Sunday, 17 February 2013
The Kitchen
I believe I have now found six different layers of wall paper. All these are in various stages of being stripped and who ever was doing the work got tired or bored and never took every piece off which gives us a great history of the renovations in the kitchen. If I add the chimney stack I think we will have the complete picture.
The first paint colour was a blue/grey/turquoise colour, which I think I will repaint the kitchen that colour. Then there is the yellow, I believe before the yellow the wood stove was removed from the kitchen, there isn't any yellow on the piece that fills the chimney exhaust hole. Then the walls were covered with canvas to cover the cracks and imperfections of the plaster, that was painted with the grey emulsion. The next action was for the grey to be covered with a wood panel wall paper. There are snatches, which does not show in these pictures, of a beige paper with a light sketched flower, a very delicate paper. Next there is a heavier paper with that awful green and beige pattern, that I would have found far too much. The next one is just a mottled beige and cream, we move on from here to the very busy typical kitchen paper of cans and jars and fruit and vegetables. Finally the hated lime green painted embossed paper which was where I began.
As I've stripped the wall paper off I've had to decide whether to remove the canvas product. There are areas where it has already been removed, areas that have come away because it is not to the wall or the plaster is so broken up that I have had to remove the canvas. I have decided that I will leave the canvas that is adhered to the wall rather than take the chance of pulling off anymore plaster, but remove loose areas or small pieces that come off as I scrape the wall paper off. This is what the wall will look like when I have finished removing all those layers of paper.
I plan to use an 80 grit sandpaper to take the shine off this grey paint and any remaining pieces of paper that have not been removed.

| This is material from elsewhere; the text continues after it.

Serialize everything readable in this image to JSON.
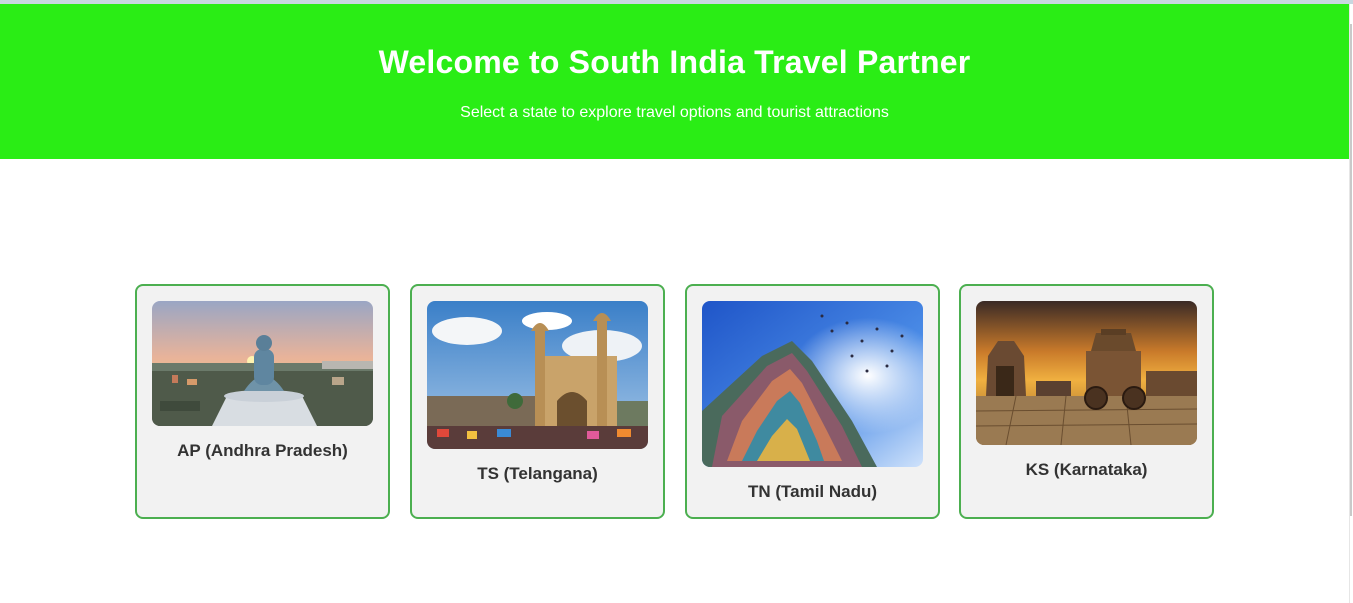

While doing this I have confirmed that the doorway down to the basement is definitely not the original location. I believe this was the pantry, in the following pictures I am pointing to where the height of the door used to be, you can also see where they added height to the doorway. I'm not sure that they have added a header to this door so may have to consider taking out the framework to correct this problem.
This will be just another problem that I have to deal with.
This is what the original tile looked like and I have a feeling it was put in when the house was first built as there is no paint or paper under neath. This is attached directly to either the finishing plaster, as we see on the picture of the wall or to the rough plaster that I found when I removed this last piece of faux tile.
So this is a portion of the wall that I am dealing with this actually was covered in faux tile.
On the other side of this wall is the parsons bench and there is no way I want to damage this by removing the original plaster wall.
This is what the pantry looks like now and it winds under the main stairs. It means that I expect the floor may have been compromised by this alteration, I won't know until I take a closer look. I do know those stairs are a little on the creaky side. Also this where the back door is today.
This is where the back door used to be, how do I know this. Take a look at this picture.
If you look at the outside wall you can see the outline of where a door used to be... maybe I should have drawn where the crack is in the stucco, it is obvious by looking at this picture that someone tried to spray paint the wall to clean it. The landing would have been over the old cistern and the stairs would have run straight down against the outside wall. A doorway was cut into the cistern to make a storage room, they used the pantry door and cut original moldings from upstairs up into pieces to surround this doorway. I don't have a picture sorry.
So I've just added a picture of our stairs, I love the custom made banister and rails, the heart is a lovely detail and the dark coloured wood is wonderful so hoping to replicate the original door trim and this dark stain in the kitchen trim.